株式や投資信託は元本の保証がありませんから、損失が発生する危険性はあります。債券は満期まで持てば元本が返ってきますが、途中で売却すると損失が出ることもあります。リスクを取らないようにするのであれば、こういう有価証券での運用は一切やらずに定期預金などに預けておけばよい、こう考える人が多いかもしれません。
ところが定期預金にまったくリスクがないか、というと決してそんなことはないのです。なぜなら長い期間には物価の上昇、それもごく短期間の間に急激に上昇するというリスクが存在するからです。

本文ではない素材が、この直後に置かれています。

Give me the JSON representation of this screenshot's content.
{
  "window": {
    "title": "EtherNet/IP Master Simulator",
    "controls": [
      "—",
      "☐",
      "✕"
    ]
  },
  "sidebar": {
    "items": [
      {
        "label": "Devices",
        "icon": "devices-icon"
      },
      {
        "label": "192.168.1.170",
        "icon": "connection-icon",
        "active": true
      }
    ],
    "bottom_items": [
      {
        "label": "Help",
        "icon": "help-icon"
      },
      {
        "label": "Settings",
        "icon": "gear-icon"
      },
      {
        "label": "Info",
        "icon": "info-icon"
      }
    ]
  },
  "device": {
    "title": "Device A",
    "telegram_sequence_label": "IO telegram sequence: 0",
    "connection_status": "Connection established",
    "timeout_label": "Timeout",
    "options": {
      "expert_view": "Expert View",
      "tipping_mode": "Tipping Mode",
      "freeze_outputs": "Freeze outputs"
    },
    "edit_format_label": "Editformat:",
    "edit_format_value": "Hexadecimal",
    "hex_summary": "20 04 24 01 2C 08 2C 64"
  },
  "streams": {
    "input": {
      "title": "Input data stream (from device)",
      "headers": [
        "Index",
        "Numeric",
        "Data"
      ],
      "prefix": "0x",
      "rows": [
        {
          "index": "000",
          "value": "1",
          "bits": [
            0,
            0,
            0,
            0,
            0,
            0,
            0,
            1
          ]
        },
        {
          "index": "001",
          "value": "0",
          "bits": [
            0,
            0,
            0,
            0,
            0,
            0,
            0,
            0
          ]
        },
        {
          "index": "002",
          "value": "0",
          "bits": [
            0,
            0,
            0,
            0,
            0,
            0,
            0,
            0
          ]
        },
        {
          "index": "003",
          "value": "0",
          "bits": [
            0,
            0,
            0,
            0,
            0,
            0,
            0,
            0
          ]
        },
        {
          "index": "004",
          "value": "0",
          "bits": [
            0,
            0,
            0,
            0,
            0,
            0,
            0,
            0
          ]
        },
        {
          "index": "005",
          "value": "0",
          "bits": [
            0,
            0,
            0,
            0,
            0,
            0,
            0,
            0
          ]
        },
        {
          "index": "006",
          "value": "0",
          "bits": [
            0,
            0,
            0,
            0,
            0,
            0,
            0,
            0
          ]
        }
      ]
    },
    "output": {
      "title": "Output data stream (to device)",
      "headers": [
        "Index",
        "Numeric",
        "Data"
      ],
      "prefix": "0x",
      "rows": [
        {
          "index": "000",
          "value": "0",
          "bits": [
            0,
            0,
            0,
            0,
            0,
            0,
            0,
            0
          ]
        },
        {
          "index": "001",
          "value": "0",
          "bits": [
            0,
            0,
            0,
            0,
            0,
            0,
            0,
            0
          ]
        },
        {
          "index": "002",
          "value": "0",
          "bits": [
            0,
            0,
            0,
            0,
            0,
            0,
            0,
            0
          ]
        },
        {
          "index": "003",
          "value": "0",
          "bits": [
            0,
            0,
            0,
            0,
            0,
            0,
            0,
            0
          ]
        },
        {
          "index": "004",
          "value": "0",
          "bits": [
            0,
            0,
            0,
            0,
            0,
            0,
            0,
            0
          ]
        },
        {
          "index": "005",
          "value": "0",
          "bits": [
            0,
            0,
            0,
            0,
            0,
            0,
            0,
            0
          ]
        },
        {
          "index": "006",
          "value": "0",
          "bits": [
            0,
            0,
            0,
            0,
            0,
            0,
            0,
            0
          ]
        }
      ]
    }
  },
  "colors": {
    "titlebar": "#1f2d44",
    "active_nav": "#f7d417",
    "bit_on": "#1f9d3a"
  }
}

たしかにこの20年ほどの間はずっとデフレが続いていましたが、これから30年先まで一度もインフレがこないかどうかはわかりません。だとすれば、定期預金でずっとおいておいた場合に、インフレによる貨幣価値の下落ということも、リスクとしては十分考えておく必要があります。緩やかなインフレであれば、物価上昇と預金金利の上昇がパラレルに推移することで、それほど心配はないかもしれませんが、いつ何時、資源価格の大幅な上昇による急激なインフレにならないとも限りません。
このように考えていくと、老後の資産管理で大切なことは、将来物価が上昇してもそれに十分耐えられるよう、購買力の維持――すなわち物価上昇によってお金の価値が下がらないようにすることを第一に考えるということです。
国の年金の場合は、原則、支給額が賃金・物価とスライドするので、購買力が減少するリスクは小さいのですが、問題は現在持っている金融資産です。これを全部預金にしておいた場合は、明らかに物価上昇リスクにさらすことになるので、これらの金融資産の購買力を維持するためには、一定割合の金融資産は有価証券で持っておくことも必要です。
リスク資産の保有率は「100−年齢の割合」が最適!?
では具体的に、どういう資産で持っていればいいのか考えてみましょう。一般的には「100−年齢の割合」がリスク資産保有に最適だといわれます。例えば60歳であれば、100−60=40%程度をリスク資産にする、といった具合です。ただ、これはあくまでも参考程度であり、リスク性の資産を持つ割合は人それぞれ違いますので、自分のリスク許容度に合わせた割合で持つべきでしょう。
どんなリスク資産がよいかも一概にはいえませんが、長期のインフレヘッジという観点から考えた場合は、広く世界のグローバル株式(日本も含む)に分散投資をするというのが基本だと思います。それもできれば一度にまとめて買うという方法ではなく、毎月一定額を積み立て投資するほうがより安全です。したがって、世界のグローバル株式に投資できるような投資信託を、積み立てで購入する方法がよいのではないでしょうか。
さらにもう一つの選択肢としては、「個人向け国債変動10年」や、2017年から個人が小口でも購入できるようになる予定の「物価連動国債」を保有するのも有力な方法だろうと思います。これらの国債は普通の国債と異なり、金利上昇局面でも不利にはなりませんし、将来のインフレに対しては十分対応できる金融商品だと思います。(もちろんこれらの国債の購入を推奨しているものではありません。金融商品の購入はあくまでも自己判断でお願いいたします)。